La Patrie News : Permettez une question directe pour entrer rapidement dans le vif du sujet. L’entité sioniste, au même titre qu’une partie de la communauté internationale vous classent comme « mouvement terroriste. Comment est-il possible de laisser perdurer de pareils et dangereux amalgames entre une résistance populaire légitime et un rassemblement criminel ?

Mohamed Othmane : le mouvement Hamas est un mouvement de libération du peuple palestinien. Il en est l’émanation et l’incarnation légitime.
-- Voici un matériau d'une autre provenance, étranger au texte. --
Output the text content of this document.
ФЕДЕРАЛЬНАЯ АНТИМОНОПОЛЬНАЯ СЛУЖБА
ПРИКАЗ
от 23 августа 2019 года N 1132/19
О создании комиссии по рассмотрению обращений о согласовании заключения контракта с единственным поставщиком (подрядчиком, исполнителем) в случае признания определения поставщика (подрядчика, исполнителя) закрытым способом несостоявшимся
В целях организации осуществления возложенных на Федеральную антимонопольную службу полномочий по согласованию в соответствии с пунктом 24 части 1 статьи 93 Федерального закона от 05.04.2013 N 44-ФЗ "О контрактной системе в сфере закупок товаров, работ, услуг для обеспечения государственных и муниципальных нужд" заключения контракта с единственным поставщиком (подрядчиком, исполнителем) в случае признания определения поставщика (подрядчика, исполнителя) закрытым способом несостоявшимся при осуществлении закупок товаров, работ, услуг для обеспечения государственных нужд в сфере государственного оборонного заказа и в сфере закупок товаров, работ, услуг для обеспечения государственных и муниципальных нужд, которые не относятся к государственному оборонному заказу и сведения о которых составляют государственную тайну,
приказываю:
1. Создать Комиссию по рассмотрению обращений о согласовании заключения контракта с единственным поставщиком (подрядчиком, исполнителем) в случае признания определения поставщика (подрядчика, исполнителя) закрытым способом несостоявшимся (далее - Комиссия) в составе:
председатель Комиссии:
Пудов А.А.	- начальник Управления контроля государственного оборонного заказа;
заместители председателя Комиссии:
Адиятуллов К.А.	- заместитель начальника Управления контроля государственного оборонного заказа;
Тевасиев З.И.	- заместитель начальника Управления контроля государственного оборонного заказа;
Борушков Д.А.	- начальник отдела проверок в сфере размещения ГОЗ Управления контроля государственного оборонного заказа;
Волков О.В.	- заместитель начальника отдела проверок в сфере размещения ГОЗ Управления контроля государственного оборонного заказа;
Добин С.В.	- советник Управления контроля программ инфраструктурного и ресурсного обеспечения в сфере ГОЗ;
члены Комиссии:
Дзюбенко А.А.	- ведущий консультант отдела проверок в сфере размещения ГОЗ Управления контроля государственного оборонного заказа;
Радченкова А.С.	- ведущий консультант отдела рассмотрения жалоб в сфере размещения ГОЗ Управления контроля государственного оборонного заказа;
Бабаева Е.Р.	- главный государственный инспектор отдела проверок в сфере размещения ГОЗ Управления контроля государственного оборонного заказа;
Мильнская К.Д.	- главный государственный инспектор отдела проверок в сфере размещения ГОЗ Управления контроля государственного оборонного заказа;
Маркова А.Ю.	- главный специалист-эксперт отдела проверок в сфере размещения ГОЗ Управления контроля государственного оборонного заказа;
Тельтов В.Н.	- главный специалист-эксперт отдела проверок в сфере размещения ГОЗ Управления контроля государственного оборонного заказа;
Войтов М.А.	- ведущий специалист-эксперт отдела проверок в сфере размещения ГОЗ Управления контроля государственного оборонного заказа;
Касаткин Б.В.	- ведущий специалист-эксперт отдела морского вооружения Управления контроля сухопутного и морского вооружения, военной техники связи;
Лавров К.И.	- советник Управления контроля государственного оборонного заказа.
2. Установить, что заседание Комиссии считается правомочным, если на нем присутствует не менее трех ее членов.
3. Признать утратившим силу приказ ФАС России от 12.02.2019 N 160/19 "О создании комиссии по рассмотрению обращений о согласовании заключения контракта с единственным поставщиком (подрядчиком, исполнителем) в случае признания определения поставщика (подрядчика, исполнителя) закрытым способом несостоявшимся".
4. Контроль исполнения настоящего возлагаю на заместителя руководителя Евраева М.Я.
Il a vu le jour à la suite de l’occupation de son sol par les forces britanniques en 1918.  Trente années durant, la résistance s’est organisée à travers plusieurs soulèvements populaires, à l’image de ce que beaucoup de peuples ont fait face au péril colonialiste.

L’Algérie en fait partie grâce à sa résistance, devenue célèbre, face à une occupation cruelle et criminelle. Mais, au lieu que le peuple palestinien obtienne son indépendance, les forces d’occupation britanniques ont illégalement cédé leur place à un autre occupant, à savoir l’entité sioniste.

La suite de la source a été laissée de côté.